SEVERAL British readers of Voices have contacted us asking how the visa-free access being sought by Turks to the Schengen countries will affect them.
In one sentence: it won’t. And here’s why. Britain is not signed up as a member of the Schengen Zone.
The visa that British tourists obtain online – https://www.evisa.gov.tr/en/– to gain access to Turkey from the UK will remain in place, still costs $20 and still gives you 90 days access in 180 days.
You will need to calculate on the count-back rule how many days you have remaining on the visa to prevent over-staying and facing a fine.
Visas for Turks
Turks still obtain visas for a multitude of countries. However, the Turkish government has been in long term talks with the European Union to allow Turkish citizens to obtain visa-free access.
This access is to the Schengen Zone. It appears, according to Turkey’s EU Minister and Chief Negotiator, Volkan Bozkır, that an agreement was made with the EU on visa liberalization for Turkish citizens starting from October 2016.
“An agreement was reached on visa liberalization and hopefully in October this year Turkish citizens will be able to enter without visas to countries in the Schengen area,” said Bozkır.
Bozkır highlighted that with the official opening of Chapter 17 on monetary and economic policy, Turkey seeks to gain further momentum in talks with the EU.
Previously, European Council President Donald Tusk and European Commission President Jean-Claude Juncker had agreed to speed up the implementation of the visa-free system for Turkish citizens to the Schengen zone.
However the head of the European Union Delegation to Turkey, Hansjörg Haber, had said last Nov. 20, a system for visa-free travel between the EU and Turkey is planned to start in 2018, and possibly in 2017, if everything went according to plan.
Schengen Zone: What it means:
The Schengen Visa is the representative of the collective of 26 European countries that have decided to eliminate passport and immigration controls at their joint borders.
Within the Schengen area, concurrently, the citizens of these 26 European countries are free to travel in and out of this zone as one single country sharing equal international travel rights.
The citizens of the Schengen zone countries cherish the right to migrate internationally without any limitations, the basis of free movement, one of the basic human rights.
The name came from a small village in Luxembourg, Schengen where the agreement was initially signed.
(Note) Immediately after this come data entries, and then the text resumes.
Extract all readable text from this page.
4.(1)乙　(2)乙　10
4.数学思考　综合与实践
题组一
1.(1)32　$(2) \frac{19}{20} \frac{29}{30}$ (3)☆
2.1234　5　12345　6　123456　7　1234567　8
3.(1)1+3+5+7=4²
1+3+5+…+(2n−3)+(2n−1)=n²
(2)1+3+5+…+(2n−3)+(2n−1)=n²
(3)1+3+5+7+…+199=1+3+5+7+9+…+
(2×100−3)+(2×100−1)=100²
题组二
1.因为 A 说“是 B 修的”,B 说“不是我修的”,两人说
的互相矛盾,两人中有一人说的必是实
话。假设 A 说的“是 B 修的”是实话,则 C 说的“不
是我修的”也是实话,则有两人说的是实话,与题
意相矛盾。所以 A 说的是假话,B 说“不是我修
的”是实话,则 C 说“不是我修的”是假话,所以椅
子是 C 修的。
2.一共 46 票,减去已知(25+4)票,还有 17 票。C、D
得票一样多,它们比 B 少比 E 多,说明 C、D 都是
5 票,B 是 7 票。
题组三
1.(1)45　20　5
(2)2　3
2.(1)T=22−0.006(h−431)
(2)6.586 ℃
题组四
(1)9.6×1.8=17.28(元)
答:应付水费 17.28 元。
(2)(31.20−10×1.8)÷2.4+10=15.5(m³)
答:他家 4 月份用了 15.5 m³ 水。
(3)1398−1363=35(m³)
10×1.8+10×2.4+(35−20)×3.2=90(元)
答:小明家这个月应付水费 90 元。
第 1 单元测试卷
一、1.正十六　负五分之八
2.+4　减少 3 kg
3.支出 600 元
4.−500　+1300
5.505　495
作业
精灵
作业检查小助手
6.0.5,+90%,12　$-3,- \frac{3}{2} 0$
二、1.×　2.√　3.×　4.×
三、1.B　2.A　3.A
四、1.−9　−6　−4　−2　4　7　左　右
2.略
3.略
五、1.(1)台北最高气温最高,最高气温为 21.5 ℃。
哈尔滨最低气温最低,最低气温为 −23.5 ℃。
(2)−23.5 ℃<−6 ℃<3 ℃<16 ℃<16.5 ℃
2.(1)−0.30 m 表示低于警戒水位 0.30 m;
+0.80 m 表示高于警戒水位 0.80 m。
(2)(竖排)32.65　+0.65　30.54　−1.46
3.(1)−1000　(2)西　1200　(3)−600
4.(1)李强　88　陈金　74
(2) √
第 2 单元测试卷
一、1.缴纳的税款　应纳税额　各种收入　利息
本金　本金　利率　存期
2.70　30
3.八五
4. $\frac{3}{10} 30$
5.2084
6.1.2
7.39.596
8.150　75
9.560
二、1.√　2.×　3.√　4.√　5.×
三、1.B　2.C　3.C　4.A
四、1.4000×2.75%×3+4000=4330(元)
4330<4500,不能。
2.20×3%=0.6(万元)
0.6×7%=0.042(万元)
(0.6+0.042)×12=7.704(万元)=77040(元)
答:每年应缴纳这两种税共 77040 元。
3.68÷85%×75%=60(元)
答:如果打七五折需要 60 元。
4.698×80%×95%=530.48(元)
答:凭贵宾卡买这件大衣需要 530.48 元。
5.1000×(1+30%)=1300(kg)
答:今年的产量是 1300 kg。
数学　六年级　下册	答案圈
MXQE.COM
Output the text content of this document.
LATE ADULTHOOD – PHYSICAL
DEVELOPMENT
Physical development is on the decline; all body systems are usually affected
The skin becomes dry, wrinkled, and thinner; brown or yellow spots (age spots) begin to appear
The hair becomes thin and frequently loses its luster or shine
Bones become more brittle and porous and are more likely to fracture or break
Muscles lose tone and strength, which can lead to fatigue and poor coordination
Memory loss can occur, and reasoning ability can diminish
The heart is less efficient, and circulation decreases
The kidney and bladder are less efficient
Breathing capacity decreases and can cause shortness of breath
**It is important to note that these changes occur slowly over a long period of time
As the number of countries entering the Schengen area was ever growing, with states signing up to join the Schengen area even to this day, the Agreement and the relating conventions got integrated into the European Union Law, effective immediately in 1999.
Under the Schengen agreement, travelling from one Schengen country to another is done without any passport and immigration controls or any other formalities previously required.
However, the Schengen Area and the European Union are two completely different zones that shall not be misinterpreted.